Earlier in 2011 with the Dodgers negotiations looming, Fox renewed its deal with the Angels for some $3 billion over 20 years. The deal ensured that FS West, which also televises Kings’ NHL games, had year-round live game programming. Contractually, Fox could possibly transfer some Angels games to Prime Ticket, following its Dodgers shutout.
Sources familiar with Fox’s strategy believe it will use some of the funds that had been allotted for the Dodgers to help launch what could be a trio of new channels this year. Although not official yet, the programmer is committed to converting the 82 million home Speed into a broad-based national sports service.
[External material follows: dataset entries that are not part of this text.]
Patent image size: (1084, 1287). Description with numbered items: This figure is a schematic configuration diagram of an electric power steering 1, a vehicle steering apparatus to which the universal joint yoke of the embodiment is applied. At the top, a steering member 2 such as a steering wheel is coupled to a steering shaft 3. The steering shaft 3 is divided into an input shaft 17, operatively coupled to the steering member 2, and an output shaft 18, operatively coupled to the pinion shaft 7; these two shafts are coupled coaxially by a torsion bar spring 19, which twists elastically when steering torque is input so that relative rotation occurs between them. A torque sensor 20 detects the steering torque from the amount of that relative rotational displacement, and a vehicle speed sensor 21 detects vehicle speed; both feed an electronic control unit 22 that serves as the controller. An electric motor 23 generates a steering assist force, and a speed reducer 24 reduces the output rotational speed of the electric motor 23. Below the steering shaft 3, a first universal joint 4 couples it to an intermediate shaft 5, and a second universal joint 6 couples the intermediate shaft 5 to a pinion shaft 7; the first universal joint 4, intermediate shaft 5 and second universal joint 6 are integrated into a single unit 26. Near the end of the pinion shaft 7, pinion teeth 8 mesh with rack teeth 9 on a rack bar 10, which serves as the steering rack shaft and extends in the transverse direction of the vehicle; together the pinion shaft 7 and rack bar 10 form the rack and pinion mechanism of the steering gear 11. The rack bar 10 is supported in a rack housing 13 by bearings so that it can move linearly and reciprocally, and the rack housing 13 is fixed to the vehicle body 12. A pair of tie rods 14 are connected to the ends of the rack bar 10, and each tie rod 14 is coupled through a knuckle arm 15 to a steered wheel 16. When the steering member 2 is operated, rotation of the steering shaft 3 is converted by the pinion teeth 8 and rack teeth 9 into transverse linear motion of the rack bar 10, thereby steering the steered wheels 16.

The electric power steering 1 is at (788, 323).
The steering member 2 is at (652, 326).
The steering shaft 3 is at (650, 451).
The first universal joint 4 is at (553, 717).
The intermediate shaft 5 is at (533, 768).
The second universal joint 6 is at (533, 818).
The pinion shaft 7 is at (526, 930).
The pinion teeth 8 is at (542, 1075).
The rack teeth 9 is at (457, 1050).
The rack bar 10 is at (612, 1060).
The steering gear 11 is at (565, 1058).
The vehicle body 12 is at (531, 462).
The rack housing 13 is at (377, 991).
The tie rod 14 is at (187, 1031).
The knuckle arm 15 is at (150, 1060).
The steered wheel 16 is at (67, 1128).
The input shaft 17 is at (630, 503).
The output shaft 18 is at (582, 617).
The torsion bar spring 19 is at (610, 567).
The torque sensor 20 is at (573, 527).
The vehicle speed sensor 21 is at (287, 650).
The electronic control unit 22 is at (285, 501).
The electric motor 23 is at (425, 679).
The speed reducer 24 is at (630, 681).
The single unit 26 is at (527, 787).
Fox Sports 1 is expected to include MLB, UFC and college sports programming in addition to NASCAR and other motor sports.
The company is also reported to be eyeing a second national cable sports from alternative sports proponent Fuel TV, which has raised its profile and ratings by becoming the de facto UFC channel.
Meanwhile, the 40-million subscriber Fox Soccer, which has lost key futbol rights, notably the Barclays Premier League, could become a second home for FX. Reports indicate that Fox is contemplating aligning the network’s original comedies along with acquired movies and sitcoms, while dramas like Sons of Anarchy and Justified would remain, flanked by flicks, on FX. The move would be akin to how Turner has positioned TNT as the "drama" network and TBS as the "very funny" channel.
“News Corp., especially with the upcoming split of the company, has a lot going on,” said one company insider. “We can find plenty of uses for the $6 billion that was earmarked for the Dodgers.”